Saturday, December 06, 2014


Move as much as you can and in as many ways as you can.
Push your body hard enough that it complains regularly but not enough that it complains constantly.

This is a from a running blog I follow, the only running blog I follow if I'm to be honest. But its good. Promise. I remembered this quote today when B asked if an exercise I was doing hurt. I said I thought exercise shouldn't be painful, but exerting yourself physically to a point where your mind pushes back, but you push through, builds endurance and is rewarding.

Pictures on the run

Pictures on the run: wattle in full bloom
I love to run off the beaten track, which is not hard where I live. I try to do new routes regularly. If I see a bushland reserve, or a public track that's well vegetated, I'll run through it. In this way, I've discovered many beautiful  pockets of my 'hood. I generally have my phone with me, and if I see a view or sight I like, or I'm just procrastinating, trying to avoid the next few kms, I take a photo. Here are some of the places I've run through over the past couple of months.
Pictures on the run: view from on high
Pictures on the run: looking through the trees
Pictures on the run: watch out for the branches while you run

Sunday, May 25, 2014

A slapdash harvest

Purple king beans and butter lettuce, March 2014

 Now that Autumn is over, and not much is coming out of the patches, I'm remembering the late Summer-Autumn bounty.
  Very chuffed to have picked our first avocados (Reed).

 We picked our first avocados off the trees on the swale in November last year. Unfortunately, since then, the parrots appear to have discovered them.
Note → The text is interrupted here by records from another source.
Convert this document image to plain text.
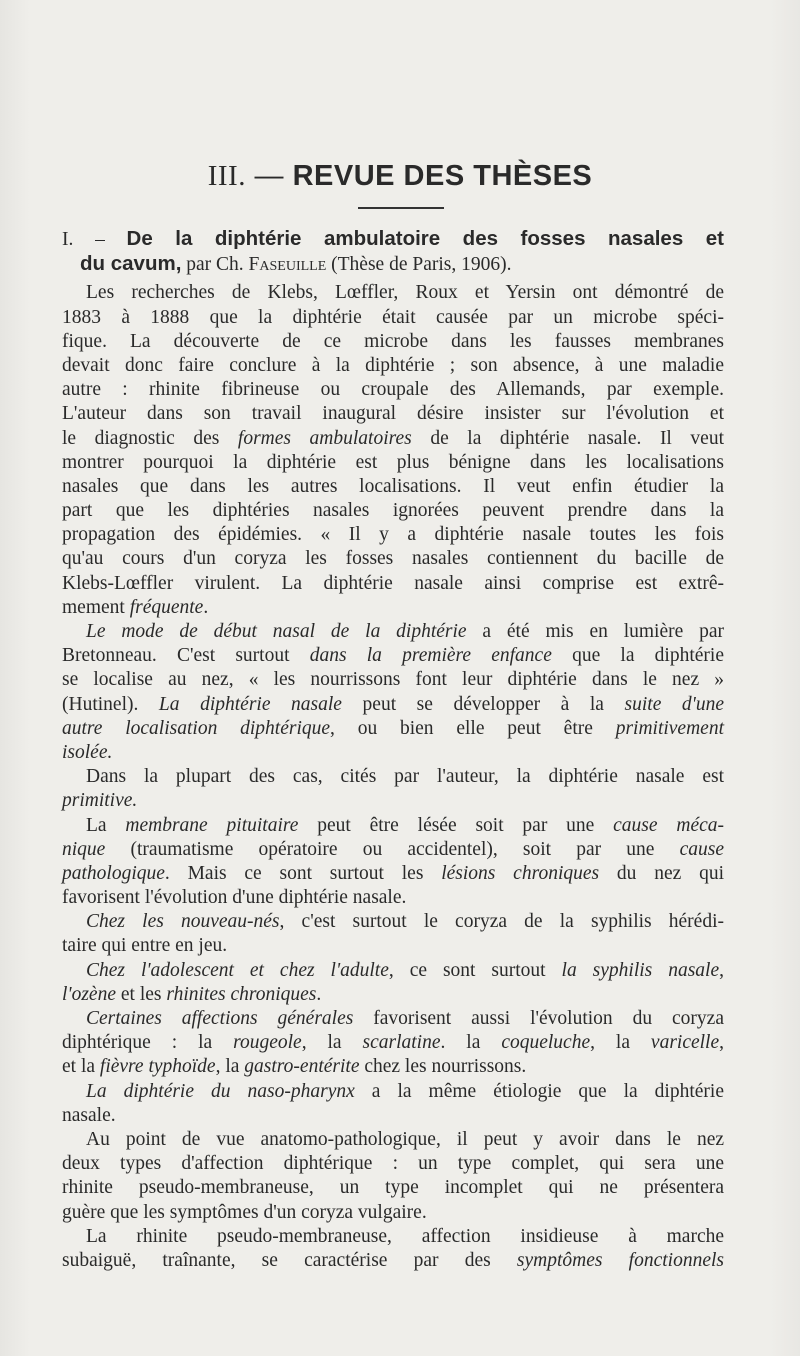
III. — REVUE DES THÈSES
I. – De la diphtérie ambulatoire des fosses nasales et
du cavum, par Ch. Faseuille (Thèse de Paris, 1906).
Les recherches de Klebs, Lœffler, Roux et Yersin ont démontré de
1883 à 1888 que la diphtérie était causée par un microbe spéci-
fique. La découverte de ce microbe dans les fausses membranes
devait donc faire conclure à la diphtérie ; son absence, à une maladie
autre : rhinite fibrineuse ou croupale des Allemands, par exemple.
L'auteur dans son travail inaugural désire insister sur l'évolution et
le diagnostic des formes ambulatoires de la diphtérie nasale. Il veut
montrer pourquoi la diphtérie est plus bénigne dans les localisations
nasales que dans les autres localisations. Il veut enfin étudier la
part que les diphtéries nasales ignorées peuvent prendre dans la
propagation des épidémies. « Il y a diphtérie nasale toutes les fois
qu'au cours d'un coryza les fosses nasales contiennent du bacille de
Klebs-Lœffler virulent. La diphtérie nasale ainsi comprise est extrê-
mement fréquente.
Le mode de début nasal de la diphtérie a été mis en lumière par
Bretonneau. C'est surtout dans la première enfance que la diphtérie
se localise au nez, « les nourrissons font leur diphtérie dans le nez »
(Hutinel). La diphtérie nasale peut se développer à la suite d'une
autre localisation diphtérique, ou bien elle peut être primitivement
isolée.
Dans la plupart des cas, cités par l'auteur, la diphtérie nasale est
primitive.
La membrane pituitaire peut être lésée soit par une cause méca-
nique (traumatisme opératoire ou accidentel), soit par une cause
pathologique. Mais ce sont surtout les lésions chroniques du nez qui
favorisent l'évolution d'une diphtérie nasale.
Chez les nouveau-nés, c'est surtout le coryza de la syphilis hérédi-
taire qui entre en jeu.
Chez l'adolescent et chez l'adulte, ce sont surtout la syphilis nasale,
l'ozène et les rhinites chroniques.
Certaines affections générales favorisent aussi l'évolution du coryza
diphtérique : la rougeole, la scarlatine. la coqueluche, la varicelle,
et la fièvre typhoïde, la gastro-entérite chez les nourrissons.
La diphtérie du naso-pharynx a la même étiologie que la diphtérie
nasale.
Au point de vue anatomo-pathologique, il peut y avoir dans le nez
deux types d'affection diphtérique : un type complet, qui sera une
rhinite pseudo-membraneuse, un type incomplet qui ne présentera
guère que les symptômes d'un coryza vulgaire.
La rhinite pseudo-membraneuse, affection insidieuse à marche
subaiguë, traînante, se caractérise par des symptômes fonctionnels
Small, unripe ones have fallen to the ground with peck marks on them (sigh).

Carrots and garlic, Feb 2014.

A good crop of garlic and carrots. I dried and braided the garlic again. We're eating it in sourdough garlic naan, a new favourite with kefir yoghurt.

 Sourdough garlic naan. Good with kefir yoghurt, and tandoori chicken (made with kefir yoghurt, of course!).

 The awesome Sharon Namubiru teaching worm farming in Uganda, Feb 2014.

Sharon Namubiru, who I met in 2009 in Uganda on a permaculture course, has been teaching permaculture again, this time in Tanzania. She sent me some photos. Here is she is inducting people into the amazing power of worms. Go Shazmaz!

Sharon works the crowd.

April harvest

The squash went ballistic this year - might plant a few less next year as I was struggling to use them all. The rats monstered the sweet corn, but we still managed a few tasty cobs.

 Squash madness.

Pulled up the last of the tomatos in late April and set about making passata out of them, using the trusty mouli to separate seeds and skin after cooking.

Despite my slapdash bean teepees, the purple king beans put on their usual stellar performance
Spaghetti squash in foreground, purple king beans in background, cucumbers next to purple kings.
From the one almond tree we got around to netting, came a decent crop of almonds.

 Chestnuts. Removing the VERY PRICKLY hull was a pain in the patooty.

Have attended some great workshops lately, including: 
- a carbon-farming session attended by CSIRO's leading soil scientist, Jeff Baldock. What a fantastic science communicator.
- a farm tour showcasing conservation work done by a local dairy farmer on his property, over a 15 year period. The before and after shots were so inspiring.

Revegetated dam on dairy property in Gippsland, April 2014. Among the benefits of extensive revegetation around the property: reduced erosion, increased habitat for native animals, improved soil health, improved water quality.

"Let us permit nature to have her way, she understands her business better than we do." (Michel de Montaigne, 1533-1592)

Friday, February 14, 2014

Transition Farm

Transition Farm, Gunamatta

In October last year I visited Transition Farm in Gunamatta on the Peninsula with Mr B. The farm is a community-supported agriculture enterprise that supplies boxes of veggies and fruit to Penininsula locals. It is rather awesome. Its designed along permaculture lines with native plantings throughout for shade, soil health and biodiversity, and the produce is grown using biodynamic practices. Sheet mulching was used to establish the initial plots, and composts, green manures, chooks and sheep are all part of the system.

The achievements of Transition Farm's owners are remarkable in many ways. The farm a working demonstration that food production and biodiversity need not be natural enemies. Its a rare demonstration of integrating natives into food production system. And it gives us a picture of what "sustainable intensification"- a hotly debated concept in agroecological circles - might look like in the context of South Eastern Australia.

Native plantings at line the access paths at Transition Farm. Natives are also used to create microclimates, protecting the produce from the strong winds in this coastal region and providing shade and mulch material.

Plants propagated in soil blocks in the greenhouse. The greenhouse is made of framed glass doors that were cast-offs from a construction site.
Demonstration of soil block construction, Transition Farm.

Soil blocker, Transition Farm

House garden at Transition Farm, based on Linda Woodrow's design - check out the geodesic chook dome in the background. The circles are weeded and fertilised by the 'chook tractor'.

All power to the Transition Farm folks. May their land and produce prosper.